On September 23, county circuit court Judge Sheryl Bachart upheld an existing dogma that limits the powers of local governments to those the state permits. The judge ruled that the pesticide ban exceeded the authority of Lincoln County because the Oregon Pesticide Control Act disallows local pesticide ordinances, rules, and regulations.

The judge wrote:

“Oregon does not recognize an independent right of local community self-government that is fundamental, inherent, inalienable, and constitutional.”

“In a choice between unconstitutional state law that protects corporate profits over the health and safety of communities, the judge chose to protect corporate profits,” said Rio Davidson of Lincoln County Community Rights, the group behind the initiative.

Petitioners are seeking state constitutional change to establish a right to self-government that empowers local communities to expand the state’s protections for civil, human and ecosystem rights—as the Lincoln County Freedom from Aerial Sprayed Pesticides seeks to do.

“Though this decision will be appealed on the grounds of denying the exercise of the right of local self-government, it also serves as positive energy to move the amendment forward so ultimately people, not corporations, decide the fate of their communities,” said Nancy Ward, coordinator for the Oregon Community Rights Network.

The Community Environmental Legal Defense Fund (CELDF) assisted Lincoln County Community Rights in drafting the law and representing them as an intervenor in the case.
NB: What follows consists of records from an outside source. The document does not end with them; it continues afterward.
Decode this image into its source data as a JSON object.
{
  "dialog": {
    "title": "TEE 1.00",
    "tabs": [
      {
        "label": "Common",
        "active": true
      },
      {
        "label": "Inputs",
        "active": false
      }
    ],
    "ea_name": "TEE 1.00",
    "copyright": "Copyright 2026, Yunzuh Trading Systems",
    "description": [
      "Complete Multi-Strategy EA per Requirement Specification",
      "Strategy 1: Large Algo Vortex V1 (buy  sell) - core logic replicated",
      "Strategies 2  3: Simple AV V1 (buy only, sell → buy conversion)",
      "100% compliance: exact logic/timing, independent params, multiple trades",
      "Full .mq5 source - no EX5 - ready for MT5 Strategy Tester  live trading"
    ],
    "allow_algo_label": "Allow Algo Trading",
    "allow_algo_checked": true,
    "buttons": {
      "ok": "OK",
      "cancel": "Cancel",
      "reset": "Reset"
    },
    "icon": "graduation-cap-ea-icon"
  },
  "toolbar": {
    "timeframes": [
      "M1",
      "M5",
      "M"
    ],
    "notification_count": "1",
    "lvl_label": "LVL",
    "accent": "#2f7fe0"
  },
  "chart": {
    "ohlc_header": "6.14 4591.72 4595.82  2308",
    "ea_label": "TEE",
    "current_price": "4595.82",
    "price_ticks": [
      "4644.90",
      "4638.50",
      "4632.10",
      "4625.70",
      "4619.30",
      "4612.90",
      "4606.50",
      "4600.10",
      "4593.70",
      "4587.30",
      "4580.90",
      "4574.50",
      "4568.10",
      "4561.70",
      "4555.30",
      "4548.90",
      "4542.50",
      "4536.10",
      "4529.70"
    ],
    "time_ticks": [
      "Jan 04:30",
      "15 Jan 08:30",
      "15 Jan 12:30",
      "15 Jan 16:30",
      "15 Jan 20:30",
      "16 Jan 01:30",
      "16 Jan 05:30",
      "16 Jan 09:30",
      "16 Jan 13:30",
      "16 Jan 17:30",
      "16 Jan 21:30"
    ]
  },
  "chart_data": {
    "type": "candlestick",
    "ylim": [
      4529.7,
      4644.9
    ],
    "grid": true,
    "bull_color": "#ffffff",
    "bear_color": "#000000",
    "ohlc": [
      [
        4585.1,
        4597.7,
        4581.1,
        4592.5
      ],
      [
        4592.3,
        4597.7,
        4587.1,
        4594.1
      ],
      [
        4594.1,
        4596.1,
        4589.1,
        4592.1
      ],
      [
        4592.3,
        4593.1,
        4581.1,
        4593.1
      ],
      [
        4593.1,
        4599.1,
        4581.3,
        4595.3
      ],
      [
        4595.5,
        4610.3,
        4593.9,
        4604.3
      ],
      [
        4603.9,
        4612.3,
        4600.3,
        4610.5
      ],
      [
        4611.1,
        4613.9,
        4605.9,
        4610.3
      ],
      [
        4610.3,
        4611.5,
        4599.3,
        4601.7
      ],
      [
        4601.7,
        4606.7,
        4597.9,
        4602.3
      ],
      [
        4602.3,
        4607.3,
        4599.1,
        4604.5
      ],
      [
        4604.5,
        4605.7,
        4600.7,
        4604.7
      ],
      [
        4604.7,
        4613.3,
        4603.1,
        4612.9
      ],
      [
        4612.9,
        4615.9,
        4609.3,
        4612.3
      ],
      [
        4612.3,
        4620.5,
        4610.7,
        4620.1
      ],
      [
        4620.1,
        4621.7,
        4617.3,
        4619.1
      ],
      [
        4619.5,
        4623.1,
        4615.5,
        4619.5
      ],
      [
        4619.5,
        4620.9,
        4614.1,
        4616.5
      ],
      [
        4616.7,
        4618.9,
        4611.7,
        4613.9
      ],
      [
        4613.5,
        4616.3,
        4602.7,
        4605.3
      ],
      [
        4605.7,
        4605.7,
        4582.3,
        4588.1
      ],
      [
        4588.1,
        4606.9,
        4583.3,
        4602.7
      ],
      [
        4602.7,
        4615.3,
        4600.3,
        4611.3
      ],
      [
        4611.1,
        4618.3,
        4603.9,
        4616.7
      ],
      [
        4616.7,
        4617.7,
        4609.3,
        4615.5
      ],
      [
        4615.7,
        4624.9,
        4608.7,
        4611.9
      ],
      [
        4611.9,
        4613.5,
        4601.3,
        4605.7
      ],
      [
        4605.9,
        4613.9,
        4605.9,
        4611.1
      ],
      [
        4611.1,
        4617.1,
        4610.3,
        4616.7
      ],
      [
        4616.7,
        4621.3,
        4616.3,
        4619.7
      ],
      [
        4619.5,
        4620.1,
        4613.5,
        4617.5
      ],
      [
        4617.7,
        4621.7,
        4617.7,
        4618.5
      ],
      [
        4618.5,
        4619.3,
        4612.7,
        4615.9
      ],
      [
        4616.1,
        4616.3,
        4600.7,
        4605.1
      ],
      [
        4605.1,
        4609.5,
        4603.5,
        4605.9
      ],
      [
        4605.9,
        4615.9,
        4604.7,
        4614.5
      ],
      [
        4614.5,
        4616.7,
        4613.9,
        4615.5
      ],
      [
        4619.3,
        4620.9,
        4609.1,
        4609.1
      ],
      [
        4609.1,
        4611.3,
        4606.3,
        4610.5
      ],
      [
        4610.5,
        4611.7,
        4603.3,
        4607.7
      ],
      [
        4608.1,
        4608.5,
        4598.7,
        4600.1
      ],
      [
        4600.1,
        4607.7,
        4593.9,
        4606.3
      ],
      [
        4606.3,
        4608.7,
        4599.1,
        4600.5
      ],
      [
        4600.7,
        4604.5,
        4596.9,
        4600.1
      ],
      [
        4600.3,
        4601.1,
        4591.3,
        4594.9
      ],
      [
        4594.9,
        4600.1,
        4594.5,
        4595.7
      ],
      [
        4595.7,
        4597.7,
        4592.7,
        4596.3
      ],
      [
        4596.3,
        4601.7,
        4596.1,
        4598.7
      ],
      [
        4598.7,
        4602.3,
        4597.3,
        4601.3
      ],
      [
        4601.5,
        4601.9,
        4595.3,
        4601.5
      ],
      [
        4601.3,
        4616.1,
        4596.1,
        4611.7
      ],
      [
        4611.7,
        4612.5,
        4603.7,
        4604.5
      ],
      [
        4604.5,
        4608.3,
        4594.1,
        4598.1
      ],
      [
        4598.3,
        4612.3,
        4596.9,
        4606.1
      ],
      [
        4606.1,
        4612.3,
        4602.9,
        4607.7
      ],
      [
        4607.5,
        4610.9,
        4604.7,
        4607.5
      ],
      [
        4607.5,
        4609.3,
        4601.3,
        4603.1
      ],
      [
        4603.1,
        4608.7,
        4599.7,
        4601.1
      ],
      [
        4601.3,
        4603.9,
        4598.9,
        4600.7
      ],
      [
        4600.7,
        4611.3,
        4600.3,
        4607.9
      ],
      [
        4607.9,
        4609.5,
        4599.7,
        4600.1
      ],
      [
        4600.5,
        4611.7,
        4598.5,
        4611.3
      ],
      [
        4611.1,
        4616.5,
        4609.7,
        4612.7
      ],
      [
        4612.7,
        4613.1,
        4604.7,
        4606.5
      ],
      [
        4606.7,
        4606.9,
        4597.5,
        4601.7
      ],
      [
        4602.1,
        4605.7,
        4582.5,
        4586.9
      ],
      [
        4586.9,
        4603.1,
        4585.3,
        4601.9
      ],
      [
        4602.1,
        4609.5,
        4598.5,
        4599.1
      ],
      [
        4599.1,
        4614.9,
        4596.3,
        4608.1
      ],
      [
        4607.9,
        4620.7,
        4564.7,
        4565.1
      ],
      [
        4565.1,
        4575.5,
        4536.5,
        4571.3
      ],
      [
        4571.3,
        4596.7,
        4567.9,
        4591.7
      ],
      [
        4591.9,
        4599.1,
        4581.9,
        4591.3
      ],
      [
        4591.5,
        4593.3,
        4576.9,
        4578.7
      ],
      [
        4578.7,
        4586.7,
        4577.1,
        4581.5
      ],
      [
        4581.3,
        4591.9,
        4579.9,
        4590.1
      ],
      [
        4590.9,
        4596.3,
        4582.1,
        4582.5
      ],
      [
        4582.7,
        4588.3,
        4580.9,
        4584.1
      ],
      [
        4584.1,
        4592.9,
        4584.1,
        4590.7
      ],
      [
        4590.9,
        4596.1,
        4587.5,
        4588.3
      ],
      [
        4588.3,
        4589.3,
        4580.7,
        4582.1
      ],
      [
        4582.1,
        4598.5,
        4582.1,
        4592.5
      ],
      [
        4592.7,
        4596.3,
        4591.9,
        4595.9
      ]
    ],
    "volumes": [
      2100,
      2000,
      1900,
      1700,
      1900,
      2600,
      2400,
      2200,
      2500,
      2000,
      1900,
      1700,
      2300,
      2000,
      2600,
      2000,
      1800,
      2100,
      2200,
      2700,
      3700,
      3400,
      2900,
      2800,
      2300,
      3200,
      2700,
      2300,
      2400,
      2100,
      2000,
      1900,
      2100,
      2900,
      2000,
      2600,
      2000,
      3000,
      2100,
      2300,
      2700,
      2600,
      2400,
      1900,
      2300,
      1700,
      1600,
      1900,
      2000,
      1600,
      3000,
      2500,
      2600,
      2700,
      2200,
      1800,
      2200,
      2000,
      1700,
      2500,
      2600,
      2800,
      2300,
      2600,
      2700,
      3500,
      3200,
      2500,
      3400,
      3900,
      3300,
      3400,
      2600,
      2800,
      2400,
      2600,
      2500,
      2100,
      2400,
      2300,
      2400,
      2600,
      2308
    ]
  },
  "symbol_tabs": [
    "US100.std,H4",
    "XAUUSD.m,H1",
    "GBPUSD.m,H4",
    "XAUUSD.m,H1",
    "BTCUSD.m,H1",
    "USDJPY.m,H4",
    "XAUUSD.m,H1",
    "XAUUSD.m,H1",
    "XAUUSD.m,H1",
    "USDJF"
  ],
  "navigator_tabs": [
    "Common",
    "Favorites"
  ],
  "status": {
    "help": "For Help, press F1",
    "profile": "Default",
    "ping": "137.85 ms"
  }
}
CELDF also sought to represent the Siletz River watershed’s interests in the case. The judge denied intervention.

Appeals will be filed by Lincoln County Community Rights and the Siletz River watershed. At the time of this press release it is not known if Lincoln County will appeal the decision.

About CELDF — Community Environmental Legal Defense Fund

The Community Environmental Legal Defense Fund (CELDF) is building a movement for Community Rights and the Rights of Nature to advance democratic, economic, social, and environmental rights –building upward from the grassroots to the state, federal, and international level.